/ETC-NLG

Materials for "ETC-NLG: End-to-end Topic-conditioned Natural Language Generation" at NL4AI 2020

Primary LanguagePythonMIT LicenseMIT

ETC-NLG: End-to-end Topic-Conditioned Natural Language Generation

ETC-NLG Pipeline

Figure: A visual representation of the End-to-end Topic-Conditioned Natural Language Generation (ETC-NLG) pipeline. An unlabeled document collection is used to train a language model (top) and a topic model (bottom). Automatic topic annotations are used to condition the generation of a plug-and-play language model through a discriminator network.

This repository contains the code to reproduce the experiments of our paper ETC-NLG: End-to-end Topic-Conditioned Natural Language Generation, accepted at the 4th Workshop on Natural Language for Artificial Intelligence (NL4AI).

Setup

The data folder contains the original Svevo corpus without topic annotations. Please contact us at gabriele.sarti996@gmail.com if you wish to have access to the unreleased gold version with gold annotations.

The Europarl it-en corpus can be downloaded here.

In order to run the scripts for topic modeling and conditional language generation, we suggest creating a virtual environment and installing our working setup with pip install -r requirements.txt.

Note that you may need to downgrade your torch installation depending on your version of CUDA and your GPU: topic modeling experiments were carried out using torch 1.3.0 on a NVidia Tesla K40 with CUDA 10.1, and conditional generation was done using torch 1.5.1. This shouldn't affect the final performances of the system.

Topic Modeling and Conditional Language Generation

Please refer to scripts/README.md for examples of running the scripts to train contextualized/combined topic models and plug-and-play language models.

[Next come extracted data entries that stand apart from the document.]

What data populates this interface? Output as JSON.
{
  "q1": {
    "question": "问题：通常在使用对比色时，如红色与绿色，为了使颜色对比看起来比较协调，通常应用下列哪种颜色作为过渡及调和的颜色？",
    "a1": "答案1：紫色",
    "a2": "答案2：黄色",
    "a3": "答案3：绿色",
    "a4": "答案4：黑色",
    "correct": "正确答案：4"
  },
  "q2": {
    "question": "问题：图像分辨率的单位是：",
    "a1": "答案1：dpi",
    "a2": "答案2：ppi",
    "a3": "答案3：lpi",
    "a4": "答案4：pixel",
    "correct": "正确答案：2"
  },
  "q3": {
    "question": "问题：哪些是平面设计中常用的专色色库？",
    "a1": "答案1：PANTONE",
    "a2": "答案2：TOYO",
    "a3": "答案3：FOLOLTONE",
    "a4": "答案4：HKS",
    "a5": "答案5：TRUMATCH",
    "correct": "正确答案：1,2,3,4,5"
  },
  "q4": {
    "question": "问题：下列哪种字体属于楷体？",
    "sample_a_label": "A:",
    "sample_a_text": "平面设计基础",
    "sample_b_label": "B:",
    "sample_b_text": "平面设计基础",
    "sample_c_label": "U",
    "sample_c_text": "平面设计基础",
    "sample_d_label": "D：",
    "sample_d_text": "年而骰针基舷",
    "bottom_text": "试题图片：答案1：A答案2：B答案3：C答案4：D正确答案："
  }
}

If you would like some clarifications on how to run the scripts, please raise an issue here on Github.

Citation

If you use ETC-NLG in your work, please cite us as:

@inproceedings{,
  author = {Carbone, Ginevra and Sarti, Gabriele},
  editor = {Basile, Pierpaolo and Basile, Valerio and Croce, Danilo and Cabrio, Elena},
  title = {{ETC-NLG}: End-to-end Topic-Conditioned Natural Language Generation},
  date  = {2020},
  address = {Online}
  publisher = {CEUR.org}
  booktitle = {Proceedings of the 4th Workshop on Natural Language for Artificial Intelligence (NL4AI)}
  url = {https://arxiv.org/abs/2008.10875},
}